The Slurry to make Gravy:

  • ¼ Cup Water
  • 2 Tbsp GF Corn Starch

Instructions
 

  • In a small bowl, combine the spices (salt, onion and garlic powders, black pepper and paprika) and rub all over the Chuck Roast; set aside.
  • Set your Instant Pot to "Saute" and drizzle in the Canola Oil; let heat for about 30 seconds, then place the Roast into the Instant Pot - do not disturb for 3-4 minutes until that side is browned; using tongs and a long meat fork, turn the Roast onto the next side and let "saute" for 3-4 minutes without disturbing; repeat this process until all sides are browned/seared.
  • Once all sides of Roast are browned (to seal in the juices), turn the Instant Pot to "Pressure Cook" on "high" for 60-80 minutes (60 minutes for a 3 lb.
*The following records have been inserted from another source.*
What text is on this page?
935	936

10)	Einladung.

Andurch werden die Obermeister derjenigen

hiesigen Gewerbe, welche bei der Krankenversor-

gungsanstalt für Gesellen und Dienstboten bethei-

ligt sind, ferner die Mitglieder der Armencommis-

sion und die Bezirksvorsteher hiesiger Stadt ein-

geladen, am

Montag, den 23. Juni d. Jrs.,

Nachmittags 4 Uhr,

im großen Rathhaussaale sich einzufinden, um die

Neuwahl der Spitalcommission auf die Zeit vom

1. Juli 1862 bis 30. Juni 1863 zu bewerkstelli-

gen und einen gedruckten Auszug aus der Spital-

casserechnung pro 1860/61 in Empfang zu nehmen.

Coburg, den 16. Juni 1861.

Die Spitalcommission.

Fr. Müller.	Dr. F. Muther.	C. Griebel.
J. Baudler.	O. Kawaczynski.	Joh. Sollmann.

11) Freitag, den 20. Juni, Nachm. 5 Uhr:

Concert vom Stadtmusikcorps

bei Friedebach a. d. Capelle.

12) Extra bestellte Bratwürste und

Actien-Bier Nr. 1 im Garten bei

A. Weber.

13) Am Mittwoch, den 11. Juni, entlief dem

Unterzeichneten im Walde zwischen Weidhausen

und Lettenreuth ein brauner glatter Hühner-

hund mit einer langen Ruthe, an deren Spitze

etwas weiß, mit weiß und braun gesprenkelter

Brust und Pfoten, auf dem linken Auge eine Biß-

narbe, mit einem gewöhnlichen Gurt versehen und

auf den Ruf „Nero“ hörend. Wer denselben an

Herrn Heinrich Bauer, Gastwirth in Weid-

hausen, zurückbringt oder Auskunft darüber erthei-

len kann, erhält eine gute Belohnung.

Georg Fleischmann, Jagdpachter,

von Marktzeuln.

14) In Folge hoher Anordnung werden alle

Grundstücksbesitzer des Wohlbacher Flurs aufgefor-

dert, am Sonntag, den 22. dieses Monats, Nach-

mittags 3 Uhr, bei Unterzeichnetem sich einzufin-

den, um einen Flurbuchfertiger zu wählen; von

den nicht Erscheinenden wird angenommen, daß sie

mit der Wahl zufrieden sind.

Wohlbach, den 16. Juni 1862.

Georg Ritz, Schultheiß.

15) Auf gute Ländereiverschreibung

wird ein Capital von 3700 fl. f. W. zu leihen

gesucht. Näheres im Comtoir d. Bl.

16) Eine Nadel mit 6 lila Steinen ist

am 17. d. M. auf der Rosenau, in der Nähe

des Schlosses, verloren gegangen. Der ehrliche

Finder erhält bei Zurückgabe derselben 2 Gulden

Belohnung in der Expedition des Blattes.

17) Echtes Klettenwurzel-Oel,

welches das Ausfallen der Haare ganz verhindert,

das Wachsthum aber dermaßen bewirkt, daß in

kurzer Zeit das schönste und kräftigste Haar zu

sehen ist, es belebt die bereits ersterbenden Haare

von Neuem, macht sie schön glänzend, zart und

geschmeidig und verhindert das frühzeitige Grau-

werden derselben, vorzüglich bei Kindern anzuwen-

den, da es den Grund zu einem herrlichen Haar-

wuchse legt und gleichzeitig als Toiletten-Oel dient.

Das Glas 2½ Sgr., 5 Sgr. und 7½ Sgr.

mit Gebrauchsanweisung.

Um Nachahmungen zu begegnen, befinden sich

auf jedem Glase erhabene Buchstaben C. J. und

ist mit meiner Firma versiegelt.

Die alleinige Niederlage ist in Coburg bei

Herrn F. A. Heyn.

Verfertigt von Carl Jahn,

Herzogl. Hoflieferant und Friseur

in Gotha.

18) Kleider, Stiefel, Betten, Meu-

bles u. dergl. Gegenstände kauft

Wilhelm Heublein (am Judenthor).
Roast; 70 minutes for 4 lbs and 80 minutes for 5 lbs).
  • Add the Onion, Beef Broth and Worcestershire Sauce to the Instant Pot and place lid on top, turning to the "locked" position.
  • When the pressure cooking time is finished for the Roast, allow the Instant Pot to do a natural release for 10 minutes (it will start counting up in minutes - do not disturb the pot and allow it to de-pressurize); after the 10 minutes, press the vent down (or turn to the release position, depending on your make of Instant Pot) and allow all of the steam to release until the float valve drops down, indicating that the pot is de-pressurized and it's safe to remove the lid.
  • Next, add the Baby Potatoes and Carrots and, once again, set to "pressure cook" for 10 minutes. *Note: if you put the potatoes and carrots in at the beginning of the cooking process (along with the Roast and onions), they will be VERY mushy.
  • Once the 10 minutes are up, press or turn the vent to the release position to allow steam to release again.
  • Once the Instant Pot has de-pressurized and the float valve has dropped, remove the lid and carefully transfer the Roast, Potatoes, Carrots and Onions to a serving platter; shred the roast with two forks; set aside.
  • Using a slotted spoon or handheld strainer, remove any bits from the broth in the Instant Pot; turn setting to the "Soup/Stew" position and let broth come to a boil.
  • Meanwhile, make a "slurry" out of mixing the Water and Corn Starch thoroughly together in a small bowl.
  • Once the broth in the Instant Pot is boiling, add the "slurry" and whisk until the liquid thickens to form a gravy; add salt, pepper and onion powder, if needed.
  • Drizzle desired amount of the gravy over the shredded Pot Roast and Veggies; Garnish with fresh Thyme or Parsley. Yummy! 🙂

Notes

Notes: if using a frozen Roast, skip the searing step and just rub the spices over the Roast and add 20-30 minutes to the initial "Pressure-cooking" time. Proceed with the remaining steps.